Говорил все это Галкин тихо, скромненько, добродушно посмеиваясь, как будто читал «Красный перец». Заметив же, что взбешенный Михаил отвернулся, он подхватил с тарелки пирожное и быстро засунул его в рот, но крем выполз, покрыл подбородок и воротничок жирной коричневой слизью. Галкин растерянно приговаривал:
– Вы меня простите, гражданин. Без намерения, исключительно пакость рук. При случае я возмещу вам.
Но Михаил уже не слушал его. Он кричал:
– Что мне – двадцати копеек жалко? Противно, вот что! Сказали бы просто: хочу пирожное. Я бы дал. А может быть, и не дал. Не знаю. Но зачем вы ко мне с философией лезете? Какое мне дело до вас? Я сам повеситься могу. Кто меня понимает?
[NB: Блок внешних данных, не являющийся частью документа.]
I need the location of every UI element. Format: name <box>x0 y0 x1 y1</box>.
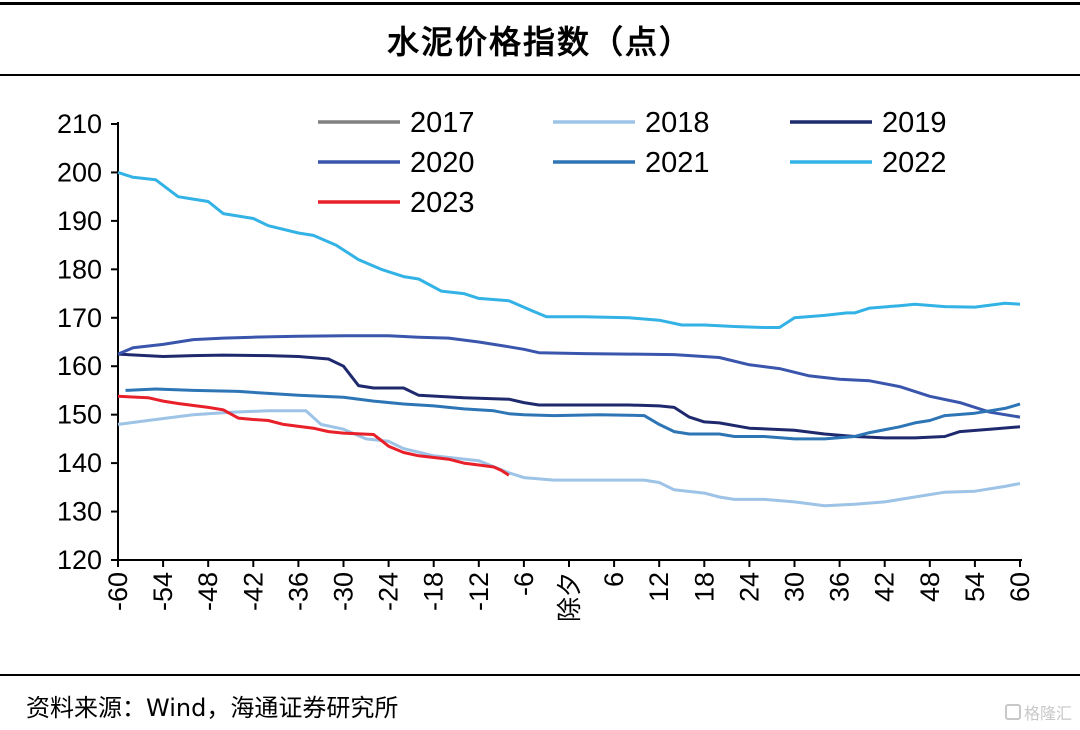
y-tick-label: 190 <box>57 206 102 236</box>
title-bar: 水泥价格指数（点） <box>0 5 1080 75</box>
x-tick-label: -24 <box>374 572 404 611</box>
series-line-2019 <box>117 352 1021 440</box>
series-line-2018 <box>117 409 1021 508</box>
series-line-2023 <box>117 394 510 477</box>
legend-label-2022: 2022 <box>882 147 947 179</box>
x-tick-label: -60 <box>103 572 133 611</box>
watermark-logo-icon <box>1004 704 1021 720</box>
x-tick-label: -6 <box>509 572 539 596</box>
x-tick-label: -54 <box>148 572 178 611</box>
x-tick-label: -18 <box>419 572 449 611</box>
x-tick-label: 6 <box>599 572 629 587</box>
x-tick-label: 48 <box>915 572 945 602</box>
legend-label-2021: 2021 <box>645 147 710 179</box>
y-tick-label: 150 <box>57 400 102 430</box>
x-tick-label: 除夕 <box>555 572 584 622</box>
x-tick-label: 54 <box>960 572 990 602</box>
x-tick-label: -42 <box>238 572 268 611</box>
y-tick-label: 180 <box>57 254 102 284</box>
watermark-text: 格隆汇 <box>1023 704 1072 723</box>
legend-label-2017: 2017 <box>410 107 475 139</box>
y-tick-label: 120 <box>57 545 102 575</box>
x-tick-label: -36 <box>283 572 313 611</box>
chart-title: 水泥价格指数（点） <box>386 23 693 61</box>
series-layer <box>117 170 1021 508</box>
legend: 2017 2018 2019 2020 2021 2022 2023 <box>318 107 947 219</box>
y-tick-label: 210 <box>57 109 102 139</box>
source-note: 资料来源：Wind，海通证券研究所 <box>26 694 399 722</box>
x-tick-label: 24 <box>734 572 764 602</box>
x-tick-label: 60 <box>1005 572 1035 602</box>
watermark: 格隆汇 <box>1004 700 1072 724</box>
legend-label-2019: 2019 <box>882 107 947 139</box>
y-tick-label: 170 <box>57 303 102 333</box>
series-line-2022 <box>117 170 1021 329</box>
legend-label-2023: 2023 <box>410 187 475 219</box>
legend-label-2020: 2020 <box>410 147 475 179</box>
y-tick-label: 160 <box>57 351 102 381</box>
y-tick-label: 130 <box>57 497 102 527</box>
x-tick-label: 30 <box>780 572 810 602</box>
series-line-2021 <box>125 387 1021 441</box>
y-tick-label: 200 <box>57 157 102 187</box>
x-tick-label: 36 <box>825 572 855 602</box>
x-tick-label: 12 <box>644 572 674 602</box>
legend-label-2018: 2018 <box>645 107 710 139</box>
top-border <box>0 2 1080 5</box>
series-line-2020 <box>117 334 1021 419</box>
y-tick-label: 140 <box>57 448 102 478</box>
title-divider <box>0 74 1080 76</box>
bottom-divider <box>0 674 1080 676</box>
x-tick-label: -48 <box>193 572 223 611</box>
x-tick-label: -30 <box>329 572 359 611</box>
x-tick-label: 42 <box>870 572 900 602</box>
x-tick-label: 18 <box>689 572 719 602</box>
x-tick-label: -12 <box>464 572 494 611</box>
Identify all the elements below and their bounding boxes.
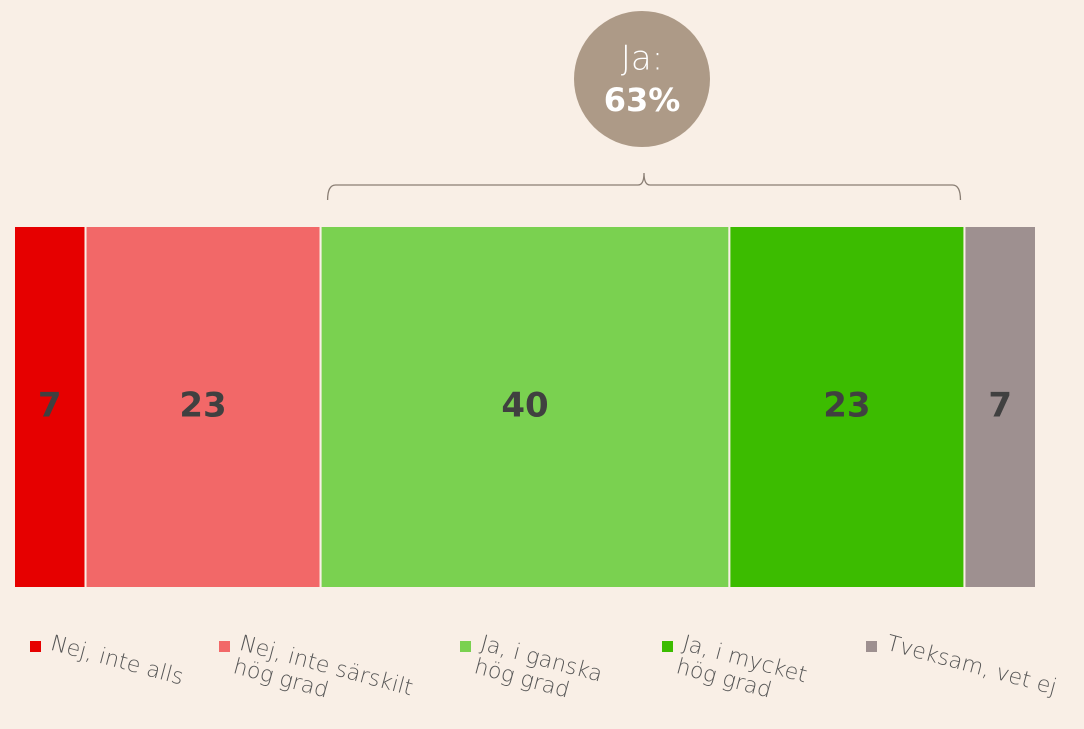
bar-segment	[319, 225, 731, 589]
legend-swatch	[460, 641, 471, 652]
data-label: 23	[823, 386, 870, 426]
data-label: 7	[38, 386, 62, 426]
bar-segment	[728, 225, 966, 589]
annotation-value: 63%	[604, 81, 681, 119]
annotation-title: Ja:	[621, 39, 663, 79]
legend-swatch	[30, 641, 41, 652]
legend-swatch	[219, 641, 230, 652]
brace	[326, 172, 962, 201]
bar-segment	[963, 225, 1038, 589]
data-label: 23	[179, 386, 226, 426]
data-label: 40	[501, 386, 548, 426]
bar-segment	[13, 225, 87, 589]
legend-swatch	[866, 641, 877, 652]
bar-segment	[84, 225, 322, 589]
data-label: 7	[988, 386, 1012, 426]
legend-swatch	[662, 641, 673, 652]
annotation-bubble	[574, 11, 710, 147]
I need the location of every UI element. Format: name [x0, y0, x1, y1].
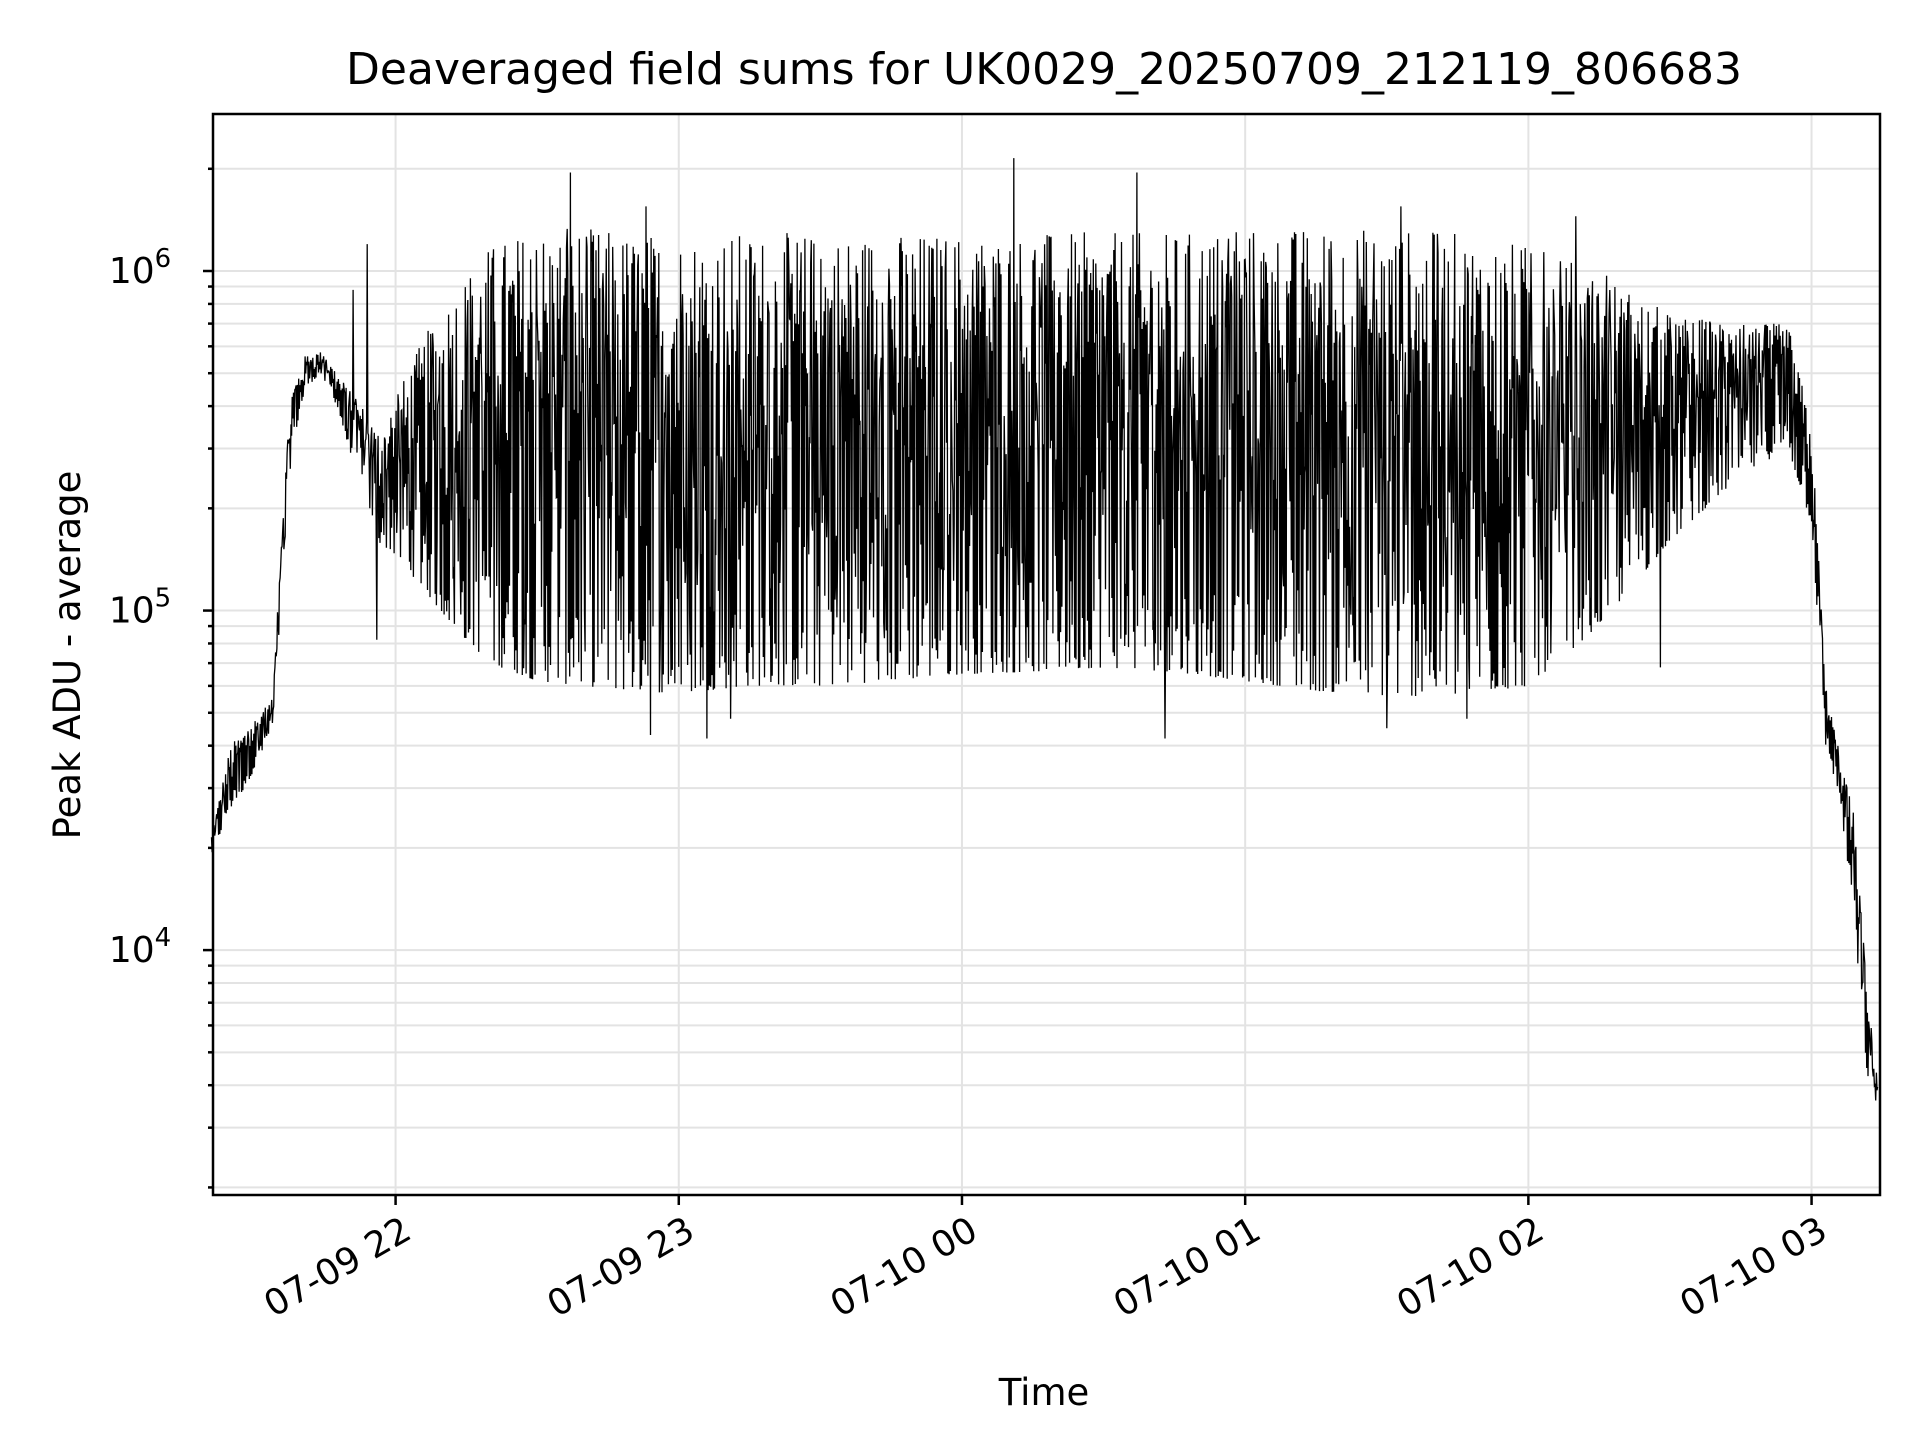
x-tick-label: 07-09 23: [541, 1209, 702, 1325]
axes-frame: [211, 112, 1882, 1197]
y-tick-label: 105: [109, 584, 171, 632]
y-tick-label: 104: [109, 923, 171, 971]
x-tick-label: 07-10 03: [1673, 1209, 1834, 1325]
x-tick-label: 07-09 22: [257, 1209, 418, 1325]
x-tick-label: 07-10 00: [824, 1209, 985, 1325]
y-tick-label: 106: [109, 244, 171, 292]
plot-area: [210, 158, 1879, 1101]
x-tick-label: 07-10 02: [1390, 1209, 1551, 1325]
y-axis: 104 105 106: [109, 167, 213, 1189]
y-axis-label: Peak ADU - average: [46, 471, 89, 840]
series-line: [210, 158, 1879, 1101]
x-tick-label: 07-10 01: [1107, 1209, 1268, 1325]
chart-title: Deaveraged field sums for UK0029_2025070…: [346, 44, 1742, 95]
x-axis-label: Time: [998, 1371, 1090, 1414]
x-axis: 07-09 22 07-09 23 07-10 00 07-10 01 07-10 02…: [257, 1195, 1834, 1326]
Вот вы что-то насчет баб распространялись. Бабы просто дрянь. Им что нужно? Раз-два, под юбку – и только. А меня от этого тошнит. Пусть они с вами спят. Котлетку из человечины? К стенке вас следует! Я от голой мысли страдаю. Как бы это все взять в кулак, абсолютно все. И не бабу, а совершенство. Я вас сейчас ударить могу. Чем я лучше вас? Да ничем. Разве что деньги есть. А я ведь коммунистом был. Бей меня. Слышишь, сукин сын, жарь по глазам! Ну!.. Раскачивайся!..
Испуганно Галкин приговаривал:
– Смягчитесь, гражданин. Это я после Машеньки: смущение души и еще я сегодня не ел, это конечно...
Михаил, вырвавшись на улицу, залпом глотая гниль оттепели, шептал:
– Хоть бы скорей меня накрыли!.. Раз-два. Миша, Мишенька, тю-тю! Весь вышел! Ничегошеньки от тебя не осталось.